In der vergangenen Woche starben österreichweit 253 Menschen an den Folgen einer Infektion. Mehr Tote als heute wurden von Innen-und Gesundheitsministerium zuletzt am 2. Februar (69) gemeldet. In der nach dem tatsächlichen Sterbedatum (anstatt des Meldedatums der Todesfälle) bereinigten AGES-Statistik gab es zuletzt am 4. Jänner mit 64 mehr Corona-Tote. Insgesamt hat die Covid-19-Pandemie seit Ausbruch 11.807 Tote in Österreich gefordert.

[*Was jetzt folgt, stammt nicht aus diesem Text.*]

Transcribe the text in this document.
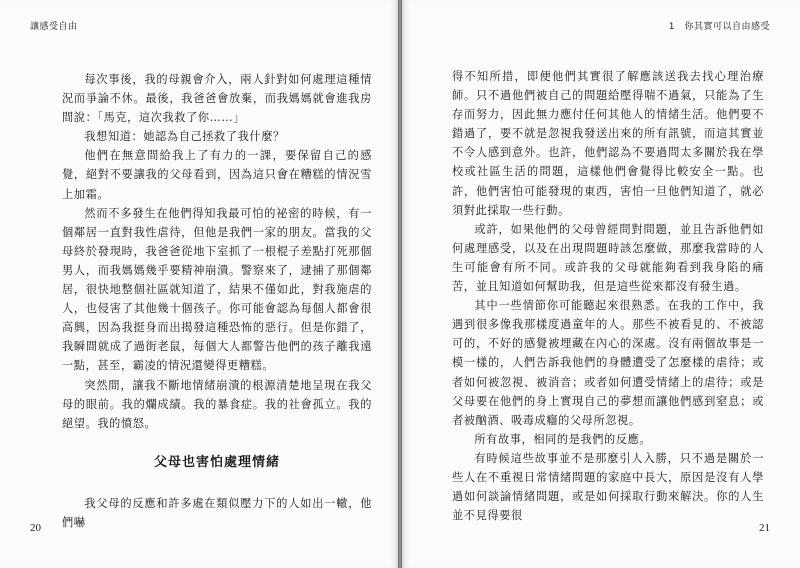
讓感受自由

每次事後，我的母親會介入，兩人針對如何處理這種情況而爭論不休。最後，我爸爸會放棄，而我媽媽就會進我房間說：「馬克，這次我救了你……」

我想知道：她認為自己拯救了我什麼？

他們在無意間給我上了有力的一課，要保留自己的感覺，絕對不要讓我的父母看到，因為這只會在糟糕的情況雪上加霜。

然而不多發生在他們得知我最可怕的祕密的時候，有一個鄰居一直對我性虐待，但他是我們一家的朋友。當我的父母終於發現時，我爸爸從地下室抓了一根棍子差點打死那個男人，而我媽媽幾乎要精神崩潰。警察來了，逮捕了那個鄰居，很快地整個社區就知道了，結果不僅如此，對我施虐的人，也侵害了其他幾十個孩子。你可能會認為每個人都會很高興，因為我挺身而出揭發這種恐怖的惡行。但是你錯了，我瞬間就成了過街老鼠，每個大人都警告他們的孩子離我遠一點，甚至，霸凌的情況還變得更糟糕。

突然間，讓我不斷地情緒崩潰的根源清楚地呈現在我父母的眼前。我的爛成績。我的暴食症。我的社會孤立。我的絕望。我的憤怒。

父母也害怕處理情緒

我父母的反應和許多處在類似壓力下的人如出一轍，他們嚇

20
1　你其實可以自由感受

得不知所措，即便他們其實很了解應該送我去找心理治療師。只不過他們被自己的問題給壓得喘不過氣，只能為了生存而努力，因此無力應付任何其他人的情緒生活。他們要不錯過了，要不就是忽視我發送出來的所有訊號，而這其實並不令人感到意外。也許，他們認為不要過問太多關於我在學校或社區生活的問題，這樣他們會覺得比較安全一點。也許，他們害怕可能發現的東西，害怕一旦他們知道了，就必須對此採取一些行動。

或許，如果他們的父母曾經問對問題，並且告訴他們如何處理感受，以及在出現問題時該怎麼做，那麼我當時的人生可能會有所不同。或許我的父母就能夠看到我身陷的痛苦，並且知道如何幫助我，但是這些從來都沒有發生過。

其中一些情節你可能聽起來很熟悉。在我的工作中，我遇到很多像我那樣度過童年的人。那些不被看見的、不被認可的，不好的感覺被埋藏在內心的深處。沒有兩個故事是一模一樣的，人們告訴我他們的身體遭受了怎麼樣的虐待；或者如何被忽視、被消音；或者如何遭受情緒上的虐待；或是父母要在他們的身上實現自己的夢想而讓他們感到窒息；或者被酗酒、吸毒成癮的父母所忽視。

所有故事，相同的是我們的反應。

有時候這些故事並不是那麼引人入勝，只不過是關於一些人在不重視日常情緒問題的家庭中長大，原因是沒有人學過如何談論情緒問題，或是如何採取行動來解決。你的人生並不見得要很

21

Pro 100.000 Einwohner sind 132,2 Menschen an den Folgen einer Covid-19-Infektion gestorben.

Seit Pandemiebeginn hat es in Österreich 981.904 bestätigte Fälle gegeben. Als genesen gelten 850.926 Menschen. Die meisten Neuinfektionen seit Montag meldete wieder Oberösterreich mit 2.559. In Niederösterreich kamen 1.882 neue Fälle hinzu, in Tirol 1.589 und in Wien 1.230. Die Steiermark verzeichnete 988 weitere Infizierte, Salzburg 671, Vorarlberg 626, Kärnten 529 und das Burgenland 289.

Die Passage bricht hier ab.